Van Call tot Action: Topsector ICT stimuleert publiek-private samenwerking om innovatie in Nederland te versnellen. Binnen de Kennis- en Innovatieagenda (KIA) Digitalisering zijn diverse projecten van start gegaan die met subsidie zijn ondersteund. In een serie van vijf artikelen belichten we inspirerende voorbeelden van samenwerking tussen bedrijven, kennisinstellingen en overheden die gezamenlijk digitale oplossingen voor maatschappelijke en economische uitdagingen oppakken. In deze tweede aflevering:
Het project Digitaal TEMPO in de bouw
Het invoeren van het digitale productpaspoort (DPP) is een belangrijk onderdeel van de Europese duurzaamheidsstrategie en Nederland speelt daarin actief mee. Een DPP is een digitaal document dat alle essentiële informatie bevat over de samenstelling, herkomst en duurzaamheid van een product, zodat het gemakkelijker kan worden hergebruikt, gerepareerd of gerecycled.
“De bouwsector is één van de grootste verbruikers van grondstoffen in Europa – en ook één van de grootste vervuilers. Het is daarom één van de eerste sectoren die van Europa aan de slag moeten met digitale productpaspoorten”, licht onderzoeker Helmer van Merendonk toe. Voor de marktadoptie van DPP's is het volgens hem essentieel dat DPP's van duidelijke meerwaarde zijn voor de bedrijven die ermee moeten gaan werken. “Ons project gaat om: hoe kunnen het DPP én de samenhangende processen zodanig vormgegeven worden dat de markt ermee aan de slag wil?”, aldus van Merendonk.

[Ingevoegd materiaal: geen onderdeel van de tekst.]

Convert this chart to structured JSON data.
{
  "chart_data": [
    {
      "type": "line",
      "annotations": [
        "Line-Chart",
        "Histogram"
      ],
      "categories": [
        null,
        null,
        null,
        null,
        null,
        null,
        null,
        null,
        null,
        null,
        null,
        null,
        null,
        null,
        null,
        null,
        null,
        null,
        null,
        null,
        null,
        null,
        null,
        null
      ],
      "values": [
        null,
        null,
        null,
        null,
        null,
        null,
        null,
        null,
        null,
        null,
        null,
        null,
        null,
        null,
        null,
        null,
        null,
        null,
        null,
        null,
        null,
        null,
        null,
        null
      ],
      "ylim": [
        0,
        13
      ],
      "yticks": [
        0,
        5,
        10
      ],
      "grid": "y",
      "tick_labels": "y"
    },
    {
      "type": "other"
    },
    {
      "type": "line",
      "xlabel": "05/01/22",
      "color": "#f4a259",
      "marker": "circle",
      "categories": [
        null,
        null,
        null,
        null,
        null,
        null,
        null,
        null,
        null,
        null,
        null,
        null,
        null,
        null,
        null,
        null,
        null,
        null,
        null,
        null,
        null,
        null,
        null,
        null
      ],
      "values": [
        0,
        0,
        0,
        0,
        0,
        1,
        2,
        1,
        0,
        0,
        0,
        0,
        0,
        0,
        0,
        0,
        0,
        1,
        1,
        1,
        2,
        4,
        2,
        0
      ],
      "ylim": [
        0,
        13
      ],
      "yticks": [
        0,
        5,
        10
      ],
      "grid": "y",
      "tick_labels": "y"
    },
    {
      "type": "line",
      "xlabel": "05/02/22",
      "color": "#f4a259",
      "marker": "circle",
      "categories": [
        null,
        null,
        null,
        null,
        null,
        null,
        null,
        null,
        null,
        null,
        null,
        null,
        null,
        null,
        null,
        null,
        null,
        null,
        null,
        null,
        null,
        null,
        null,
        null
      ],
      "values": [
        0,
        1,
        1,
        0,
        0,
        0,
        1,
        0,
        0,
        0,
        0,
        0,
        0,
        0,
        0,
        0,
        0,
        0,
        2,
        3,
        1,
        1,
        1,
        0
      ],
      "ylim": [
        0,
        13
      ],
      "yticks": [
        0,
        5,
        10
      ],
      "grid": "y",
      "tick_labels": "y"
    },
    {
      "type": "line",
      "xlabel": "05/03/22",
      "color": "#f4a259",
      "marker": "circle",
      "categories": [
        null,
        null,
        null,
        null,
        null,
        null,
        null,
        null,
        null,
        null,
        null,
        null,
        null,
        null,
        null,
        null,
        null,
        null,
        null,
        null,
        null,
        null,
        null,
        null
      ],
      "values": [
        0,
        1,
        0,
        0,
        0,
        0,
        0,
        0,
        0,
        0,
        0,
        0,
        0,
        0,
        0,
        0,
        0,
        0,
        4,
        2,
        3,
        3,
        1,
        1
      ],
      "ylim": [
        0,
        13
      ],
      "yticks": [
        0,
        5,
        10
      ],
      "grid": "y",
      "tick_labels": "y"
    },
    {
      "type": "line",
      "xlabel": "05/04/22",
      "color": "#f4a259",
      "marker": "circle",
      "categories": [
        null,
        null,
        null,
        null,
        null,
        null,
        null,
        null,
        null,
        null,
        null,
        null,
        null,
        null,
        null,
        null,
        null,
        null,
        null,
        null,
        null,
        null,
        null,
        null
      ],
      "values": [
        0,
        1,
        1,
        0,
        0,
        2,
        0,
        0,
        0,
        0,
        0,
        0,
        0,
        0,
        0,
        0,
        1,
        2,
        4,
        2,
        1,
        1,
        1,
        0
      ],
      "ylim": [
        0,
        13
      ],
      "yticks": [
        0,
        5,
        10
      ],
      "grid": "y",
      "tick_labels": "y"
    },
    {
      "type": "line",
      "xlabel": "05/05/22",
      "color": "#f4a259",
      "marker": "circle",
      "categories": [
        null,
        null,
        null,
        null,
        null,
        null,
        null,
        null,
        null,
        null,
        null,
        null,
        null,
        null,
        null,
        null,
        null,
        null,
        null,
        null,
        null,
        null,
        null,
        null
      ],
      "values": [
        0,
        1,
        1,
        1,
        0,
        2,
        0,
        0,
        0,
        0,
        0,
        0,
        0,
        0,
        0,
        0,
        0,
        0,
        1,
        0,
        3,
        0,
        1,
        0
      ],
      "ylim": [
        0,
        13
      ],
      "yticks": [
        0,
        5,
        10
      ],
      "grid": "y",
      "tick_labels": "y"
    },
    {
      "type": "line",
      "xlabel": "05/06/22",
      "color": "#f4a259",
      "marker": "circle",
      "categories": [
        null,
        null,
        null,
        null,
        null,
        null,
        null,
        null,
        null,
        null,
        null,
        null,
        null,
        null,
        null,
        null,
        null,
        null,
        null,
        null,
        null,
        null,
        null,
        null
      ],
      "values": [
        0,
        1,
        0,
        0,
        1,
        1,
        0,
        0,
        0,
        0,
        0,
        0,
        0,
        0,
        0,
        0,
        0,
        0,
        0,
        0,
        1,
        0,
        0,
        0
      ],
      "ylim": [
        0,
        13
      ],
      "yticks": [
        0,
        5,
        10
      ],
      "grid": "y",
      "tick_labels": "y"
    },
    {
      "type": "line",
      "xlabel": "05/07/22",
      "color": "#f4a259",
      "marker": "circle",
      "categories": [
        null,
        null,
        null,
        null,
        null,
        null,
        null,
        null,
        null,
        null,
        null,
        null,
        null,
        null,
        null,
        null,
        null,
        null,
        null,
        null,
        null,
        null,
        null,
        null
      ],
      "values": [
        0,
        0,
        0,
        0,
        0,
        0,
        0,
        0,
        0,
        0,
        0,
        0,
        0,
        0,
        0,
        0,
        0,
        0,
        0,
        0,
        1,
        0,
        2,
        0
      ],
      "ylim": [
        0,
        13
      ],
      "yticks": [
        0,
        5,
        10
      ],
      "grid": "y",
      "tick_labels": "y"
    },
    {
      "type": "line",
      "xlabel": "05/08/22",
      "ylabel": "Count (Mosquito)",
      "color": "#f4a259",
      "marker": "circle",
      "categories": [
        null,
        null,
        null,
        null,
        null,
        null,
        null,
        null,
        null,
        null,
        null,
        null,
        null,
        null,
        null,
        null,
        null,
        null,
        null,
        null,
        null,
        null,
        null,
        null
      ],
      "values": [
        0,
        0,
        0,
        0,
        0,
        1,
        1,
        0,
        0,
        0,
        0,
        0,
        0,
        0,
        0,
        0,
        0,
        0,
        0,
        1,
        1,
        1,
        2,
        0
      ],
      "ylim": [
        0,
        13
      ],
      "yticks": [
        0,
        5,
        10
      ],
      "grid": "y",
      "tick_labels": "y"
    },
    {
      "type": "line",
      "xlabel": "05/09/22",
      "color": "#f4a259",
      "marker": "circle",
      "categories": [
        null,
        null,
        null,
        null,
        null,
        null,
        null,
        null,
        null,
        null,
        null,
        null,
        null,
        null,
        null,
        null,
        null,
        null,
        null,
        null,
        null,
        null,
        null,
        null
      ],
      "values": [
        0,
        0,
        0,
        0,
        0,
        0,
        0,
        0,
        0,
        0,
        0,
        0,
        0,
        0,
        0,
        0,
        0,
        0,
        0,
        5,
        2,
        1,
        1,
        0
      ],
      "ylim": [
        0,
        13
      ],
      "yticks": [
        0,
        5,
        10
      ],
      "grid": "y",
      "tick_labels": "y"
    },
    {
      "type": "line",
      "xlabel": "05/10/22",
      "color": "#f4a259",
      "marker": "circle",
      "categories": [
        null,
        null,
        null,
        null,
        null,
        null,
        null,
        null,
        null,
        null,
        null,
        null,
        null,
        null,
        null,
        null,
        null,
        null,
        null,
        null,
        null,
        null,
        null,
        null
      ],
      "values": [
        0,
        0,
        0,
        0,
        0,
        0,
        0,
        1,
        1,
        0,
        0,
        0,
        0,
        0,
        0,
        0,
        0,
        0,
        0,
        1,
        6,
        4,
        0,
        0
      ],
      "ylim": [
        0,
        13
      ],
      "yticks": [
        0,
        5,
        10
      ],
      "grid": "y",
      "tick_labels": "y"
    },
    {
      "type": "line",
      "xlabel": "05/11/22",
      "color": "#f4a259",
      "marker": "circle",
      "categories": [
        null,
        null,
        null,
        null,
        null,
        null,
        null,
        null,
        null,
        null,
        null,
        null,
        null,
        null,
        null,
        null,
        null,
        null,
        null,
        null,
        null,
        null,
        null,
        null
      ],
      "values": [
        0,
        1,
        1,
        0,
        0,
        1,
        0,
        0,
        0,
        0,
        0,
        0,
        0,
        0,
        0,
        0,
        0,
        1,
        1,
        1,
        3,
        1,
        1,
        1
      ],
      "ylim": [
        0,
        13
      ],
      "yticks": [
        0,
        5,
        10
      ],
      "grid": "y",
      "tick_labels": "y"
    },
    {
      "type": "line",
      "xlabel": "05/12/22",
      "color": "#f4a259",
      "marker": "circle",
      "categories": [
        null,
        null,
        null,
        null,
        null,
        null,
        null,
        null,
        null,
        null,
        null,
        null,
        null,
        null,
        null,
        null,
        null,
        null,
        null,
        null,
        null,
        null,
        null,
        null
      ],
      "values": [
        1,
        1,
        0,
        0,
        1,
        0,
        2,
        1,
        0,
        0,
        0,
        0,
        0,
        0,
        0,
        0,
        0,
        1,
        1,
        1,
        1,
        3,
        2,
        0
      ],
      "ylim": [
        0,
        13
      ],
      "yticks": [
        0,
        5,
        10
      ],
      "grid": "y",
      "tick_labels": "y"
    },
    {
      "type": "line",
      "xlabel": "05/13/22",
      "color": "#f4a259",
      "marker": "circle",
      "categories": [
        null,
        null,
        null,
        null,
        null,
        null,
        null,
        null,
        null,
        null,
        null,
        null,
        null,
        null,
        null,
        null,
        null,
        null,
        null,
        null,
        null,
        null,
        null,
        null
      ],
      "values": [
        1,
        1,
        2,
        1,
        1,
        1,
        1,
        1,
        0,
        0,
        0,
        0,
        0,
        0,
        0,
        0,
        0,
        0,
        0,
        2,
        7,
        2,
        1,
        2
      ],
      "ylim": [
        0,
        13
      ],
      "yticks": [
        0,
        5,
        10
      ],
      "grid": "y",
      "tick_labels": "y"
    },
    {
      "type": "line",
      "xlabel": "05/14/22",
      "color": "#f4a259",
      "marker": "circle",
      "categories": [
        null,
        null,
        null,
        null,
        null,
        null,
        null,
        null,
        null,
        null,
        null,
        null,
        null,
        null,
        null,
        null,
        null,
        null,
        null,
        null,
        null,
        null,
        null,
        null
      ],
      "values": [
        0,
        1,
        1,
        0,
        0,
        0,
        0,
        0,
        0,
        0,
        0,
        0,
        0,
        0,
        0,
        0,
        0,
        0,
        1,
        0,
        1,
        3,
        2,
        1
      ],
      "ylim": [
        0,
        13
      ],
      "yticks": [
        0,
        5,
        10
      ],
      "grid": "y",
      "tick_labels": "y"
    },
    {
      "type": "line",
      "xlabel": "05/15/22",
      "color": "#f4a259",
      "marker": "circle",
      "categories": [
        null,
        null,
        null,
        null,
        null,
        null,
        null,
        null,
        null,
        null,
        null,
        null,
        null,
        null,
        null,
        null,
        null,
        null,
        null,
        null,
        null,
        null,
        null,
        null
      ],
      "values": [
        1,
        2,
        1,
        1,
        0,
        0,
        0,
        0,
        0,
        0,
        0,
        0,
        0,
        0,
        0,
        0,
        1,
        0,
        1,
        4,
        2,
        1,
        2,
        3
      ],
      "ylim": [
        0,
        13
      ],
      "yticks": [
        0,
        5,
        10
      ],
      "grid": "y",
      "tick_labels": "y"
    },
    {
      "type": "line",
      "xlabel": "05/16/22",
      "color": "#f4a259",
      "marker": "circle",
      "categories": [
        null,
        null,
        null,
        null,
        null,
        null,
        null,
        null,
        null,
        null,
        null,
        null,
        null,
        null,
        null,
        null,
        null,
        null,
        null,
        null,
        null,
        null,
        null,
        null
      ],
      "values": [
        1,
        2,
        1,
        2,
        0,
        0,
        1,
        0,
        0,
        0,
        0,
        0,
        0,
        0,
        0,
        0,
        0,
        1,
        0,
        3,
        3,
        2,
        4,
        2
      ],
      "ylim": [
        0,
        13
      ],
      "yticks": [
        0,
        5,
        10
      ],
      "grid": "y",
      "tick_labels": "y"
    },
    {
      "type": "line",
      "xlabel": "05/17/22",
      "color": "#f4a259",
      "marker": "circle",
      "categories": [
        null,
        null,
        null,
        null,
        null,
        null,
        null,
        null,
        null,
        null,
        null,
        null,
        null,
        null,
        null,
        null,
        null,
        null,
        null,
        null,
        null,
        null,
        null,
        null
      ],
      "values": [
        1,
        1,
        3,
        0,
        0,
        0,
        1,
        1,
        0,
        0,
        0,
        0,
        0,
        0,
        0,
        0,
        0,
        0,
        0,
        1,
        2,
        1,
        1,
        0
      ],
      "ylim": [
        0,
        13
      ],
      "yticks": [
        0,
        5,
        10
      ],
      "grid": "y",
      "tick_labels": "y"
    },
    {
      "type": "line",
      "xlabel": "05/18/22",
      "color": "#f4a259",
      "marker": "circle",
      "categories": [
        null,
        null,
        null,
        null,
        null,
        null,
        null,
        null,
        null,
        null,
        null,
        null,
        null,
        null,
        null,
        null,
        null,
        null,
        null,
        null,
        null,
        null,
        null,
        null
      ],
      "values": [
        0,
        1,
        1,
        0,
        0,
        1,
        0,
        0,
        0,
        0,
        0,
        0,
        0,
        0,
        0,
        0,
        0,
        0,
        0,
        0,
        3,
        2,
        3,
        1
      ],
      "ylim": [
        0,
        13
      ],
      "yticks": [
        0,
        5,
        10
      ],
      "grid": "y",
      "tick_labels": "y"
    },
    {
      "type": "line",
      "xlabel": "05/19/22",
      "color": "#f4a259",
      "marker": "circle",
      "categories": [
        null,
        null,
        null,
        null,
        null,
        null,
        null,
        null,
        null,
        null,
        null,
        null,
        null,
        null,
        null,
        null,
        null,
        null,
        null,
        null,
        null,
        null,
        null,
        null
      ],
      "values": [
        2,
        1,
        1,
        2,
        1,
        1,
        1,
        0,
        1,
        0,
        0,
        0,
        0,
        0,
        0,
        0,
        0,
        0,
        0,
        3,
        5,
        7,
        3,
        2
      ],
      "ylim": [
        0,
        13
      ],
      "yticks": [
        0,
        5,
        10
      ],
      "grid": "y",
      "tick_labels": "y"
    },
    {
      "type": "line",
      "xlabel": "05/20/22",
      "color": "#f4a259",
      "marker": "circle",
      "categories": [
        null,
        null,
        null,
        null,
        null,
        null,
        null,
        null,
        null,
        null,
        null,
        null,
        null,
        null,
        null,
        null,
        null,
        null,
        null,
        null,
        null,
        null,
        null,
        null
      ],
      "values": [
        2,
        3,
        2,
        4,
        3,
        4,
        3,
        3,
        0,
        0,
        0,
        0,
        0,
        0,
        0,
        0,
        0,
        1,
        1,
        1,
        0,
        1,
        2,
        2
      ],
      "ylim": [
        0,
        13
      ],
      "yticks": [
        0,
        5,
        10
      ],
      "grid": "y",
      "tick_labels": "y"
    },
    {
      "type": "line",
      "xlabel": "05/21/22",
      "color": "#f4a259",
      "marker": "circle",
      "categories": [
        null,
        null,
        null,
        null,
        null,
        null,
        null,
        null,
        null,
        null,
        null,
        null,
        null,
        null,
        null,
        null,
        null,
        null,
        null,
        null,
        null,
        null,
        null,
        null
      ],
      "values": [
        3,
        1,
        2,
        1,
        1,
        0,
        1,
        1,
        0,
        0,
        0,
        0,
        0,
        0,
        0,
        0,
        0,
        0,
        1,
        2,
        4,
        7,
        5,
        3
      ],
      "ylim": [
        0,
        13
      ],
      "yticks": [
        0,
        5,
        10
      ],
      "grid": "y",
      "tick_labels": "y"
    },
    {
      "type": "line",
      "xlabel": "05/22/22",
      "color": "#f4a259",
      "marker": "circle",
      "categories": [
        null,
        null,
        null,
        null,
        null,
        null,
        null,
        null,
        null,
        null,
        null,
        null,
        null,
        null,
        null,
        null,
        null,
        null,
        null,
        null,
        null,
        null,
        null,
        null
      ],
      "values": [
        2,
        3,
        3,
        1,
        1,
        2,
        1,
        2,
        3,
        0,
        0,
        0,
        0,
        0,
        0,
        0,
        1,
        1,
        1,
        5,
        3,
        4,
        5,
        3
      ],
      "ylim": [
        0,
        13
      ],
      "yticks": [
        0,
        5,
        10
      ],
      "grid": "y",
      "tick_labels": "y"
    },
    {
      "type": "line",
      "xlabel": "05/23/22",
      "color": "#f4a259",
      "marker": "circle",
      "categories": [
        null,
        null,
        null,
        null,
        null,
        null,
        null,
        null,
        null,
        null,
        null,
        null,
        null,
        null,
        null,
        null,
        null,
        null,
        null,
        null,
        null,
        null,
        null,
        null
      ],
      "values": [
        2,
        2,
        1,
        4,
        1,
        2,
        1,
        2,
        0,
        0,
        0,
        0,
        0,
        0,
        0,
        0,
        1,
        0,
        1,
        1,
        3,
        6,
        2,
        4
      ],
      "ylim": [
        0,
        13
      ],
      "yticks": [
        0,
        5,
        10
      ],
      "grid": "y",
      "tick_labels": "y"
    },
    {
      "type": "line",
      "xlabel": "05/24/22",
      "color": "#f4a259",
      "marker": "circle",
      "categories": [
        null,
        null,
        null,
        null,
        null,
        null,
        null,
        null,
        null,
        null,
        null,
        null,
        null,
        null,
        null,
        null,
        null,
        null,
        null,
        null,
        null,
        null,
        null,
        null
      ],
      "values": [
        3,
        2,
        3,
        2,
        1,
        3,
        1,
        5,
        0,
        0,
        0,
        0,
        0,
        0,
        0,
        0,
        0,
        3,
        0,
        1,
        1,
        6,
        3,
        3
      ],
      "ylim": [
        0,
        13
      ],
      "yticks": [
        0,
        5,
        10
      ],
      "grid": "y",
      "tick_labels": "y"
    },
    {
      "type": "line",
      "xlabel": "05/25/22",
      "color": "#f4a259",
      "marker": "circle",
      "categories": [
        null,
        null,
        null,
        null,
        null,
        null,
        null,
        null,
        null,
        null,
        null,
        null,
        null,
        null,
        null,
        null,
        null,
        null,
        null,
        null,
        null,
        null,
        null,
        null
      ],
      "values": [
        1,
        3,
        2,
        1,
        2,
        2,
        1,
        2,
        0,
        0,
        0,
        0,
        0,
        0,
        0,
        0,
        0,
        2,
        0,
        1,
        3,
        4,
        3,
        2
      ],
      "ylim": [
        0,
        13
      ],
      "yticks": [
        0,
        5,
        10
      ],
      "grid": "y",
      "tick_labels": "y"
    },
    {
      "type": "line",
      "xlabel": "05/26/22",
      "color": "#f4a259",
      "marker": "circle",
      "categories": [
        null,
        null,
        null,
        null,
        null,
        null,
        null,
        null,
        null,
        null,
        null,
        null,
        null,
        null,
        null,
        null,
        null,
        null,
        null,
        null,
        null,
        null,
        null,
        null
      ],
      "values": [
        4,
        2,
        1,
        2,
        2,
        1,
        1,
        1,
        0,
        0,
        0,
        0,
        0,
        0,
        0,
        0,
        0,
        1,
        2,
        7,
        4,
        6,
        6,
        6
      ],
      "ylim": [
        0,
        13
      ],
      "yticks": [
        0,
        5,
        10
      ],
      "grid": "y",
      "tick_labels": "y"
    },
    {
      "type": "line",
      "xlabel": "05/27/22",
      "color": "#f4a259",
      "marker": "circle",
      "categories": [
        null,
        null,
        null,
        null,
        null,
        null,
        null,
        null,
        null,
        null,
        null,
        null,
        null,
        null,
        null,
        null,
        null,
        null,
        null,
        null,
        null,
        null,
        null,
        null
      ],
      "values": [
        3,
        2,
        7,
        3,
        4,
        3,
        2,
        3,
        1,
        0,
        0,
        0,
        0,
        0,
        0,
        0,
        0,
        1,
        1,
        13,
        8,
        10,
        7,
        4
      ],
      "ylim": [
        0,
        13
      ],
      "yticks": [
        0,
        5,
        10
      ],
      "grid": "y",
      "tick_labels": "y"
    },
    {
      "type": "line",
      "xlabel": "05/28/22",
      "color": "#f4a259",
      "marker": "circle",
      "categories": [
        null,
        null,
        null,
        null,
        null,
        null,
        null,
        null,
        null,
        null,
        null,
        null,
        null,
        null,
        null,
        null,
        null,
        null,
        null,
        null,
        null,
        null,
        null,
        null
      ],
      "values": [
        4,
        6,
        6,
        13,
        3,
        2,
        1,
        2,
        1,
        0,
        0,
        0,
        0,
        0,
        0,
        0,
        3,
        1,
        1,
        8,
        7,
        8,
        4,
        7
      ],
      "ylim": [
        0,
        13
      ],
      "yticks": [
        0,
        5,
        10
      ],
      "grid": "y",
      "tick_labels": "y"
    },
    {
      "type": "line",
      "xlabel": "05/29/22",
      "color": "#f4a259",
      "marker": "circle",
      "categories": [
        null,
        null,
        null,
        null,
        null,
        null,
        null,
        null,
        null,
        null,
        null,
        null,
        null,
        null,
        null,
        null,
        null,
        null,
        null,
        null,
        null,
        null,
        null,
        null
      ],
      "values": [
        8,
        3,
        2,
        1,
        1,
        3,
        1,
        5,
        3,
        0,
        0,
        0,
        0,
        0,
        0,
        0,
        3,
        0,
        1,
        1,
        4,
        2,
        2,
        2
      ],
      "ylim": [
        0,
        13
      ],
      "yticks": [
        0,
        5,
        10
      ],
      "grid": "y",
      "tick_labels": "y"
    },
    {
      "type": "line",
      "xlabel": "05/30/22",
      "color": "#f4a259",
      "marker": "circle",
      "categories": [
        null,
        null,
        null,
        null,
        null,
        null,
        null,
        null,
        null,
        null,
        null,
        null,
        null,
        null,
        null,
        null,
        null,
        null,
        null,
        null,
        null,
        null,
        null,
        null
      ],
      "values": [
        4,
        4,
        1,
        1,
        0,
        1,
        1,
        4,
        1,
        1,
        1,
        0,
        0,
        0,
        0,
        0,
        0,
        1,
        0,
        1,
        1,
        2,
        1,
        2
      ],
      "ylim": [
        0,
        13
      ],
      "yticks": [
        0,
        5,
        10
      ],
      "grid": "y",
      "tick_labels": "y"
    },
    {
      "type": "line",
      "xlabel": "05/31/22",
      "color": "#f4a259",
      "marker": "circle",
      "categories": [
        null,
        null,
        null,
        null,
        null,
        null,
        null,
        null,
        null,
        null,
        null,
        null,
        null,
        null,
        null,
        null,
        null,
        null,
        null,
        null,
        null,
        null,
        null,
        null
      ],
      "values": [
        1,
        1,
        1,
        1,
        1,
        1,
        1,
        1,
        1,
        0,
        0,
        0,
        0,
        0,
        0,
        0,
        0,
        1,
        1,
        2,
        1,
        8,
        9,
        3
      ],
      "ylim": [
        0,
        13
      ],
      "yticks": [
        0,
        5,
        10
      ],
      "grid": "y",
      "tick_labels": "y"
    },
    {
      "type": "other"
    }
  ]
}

Van Merendonk is één van de projectleden van Digitaal TEMPO in de bouw van de financieringsregeling Digitale Productpaspoorten van Regieorgaan SIA en Topsector ICT. Omdat hogescholen met praktijkgericht onderzoek kunnen helpen bij de toepassing van digitale productpaspoorten, hebben de twee organisaties in 2024 een call geopend. “Bedrijven die vooruitlopen op de regelgeving realiseren nu al (meer)waarde met circulaire businessmodellen. Ook kunnen digitale productpaspoorten misstanden in de waardeketen, zoals grondstofwinning onder slechte omstandigheden, zichtbaar maken. Het vraagt omdenken van organisaties”, zegt Annelotte Vonk, programmamanager van de regeling. Zij coördineerde de regeling samen met programmamanager Erik Knol. "Hoe ga je hiermee aan de slag en welke kennis en ervaring is er al? Hogescholen kunnen hier met hun praktijkgericht onderzoek een grote rol spelen", aldus Knol.
Samenwerking Regieorgaan SIA en Topsector ICT
Regieorgaan SIA en Topsector ICT hebben een gezamenlijke ambitie om het praktijkgericht onderzoek te versterken op thema’s die centraal staan in de Kennis- en Innovatieagenda (KIA) Digitalisering. Voor de regeling Digitale Productpaspoorten hebben zij in totaal € 2,7 miljoen beschikbaar gesteld, waarvan € 384.599 wordt toegekend aan Digitaal TEMPO in de bouw. In totaal werden zeven projecten gehonoreerd op het gebied van Digitale Productpaspoorten (DPP’s). In dit artikel leest u meer over de toegekende projecten.
Frits Grotenhuis, directeur van Topsector ICT: "Ik ben heel blij dat we als Topsector ICT met deze call een bijdrage leveren aan het onderzoeken van digitale productpaspoorten. De uitdaging is om op korte termijn praktijkgerichte kennis over de toepassing van digitale productpaspoorten beschikbaar te maken om het bedrijfsleven en overige organisaties met deze ontwikkelingen op weg te helpen."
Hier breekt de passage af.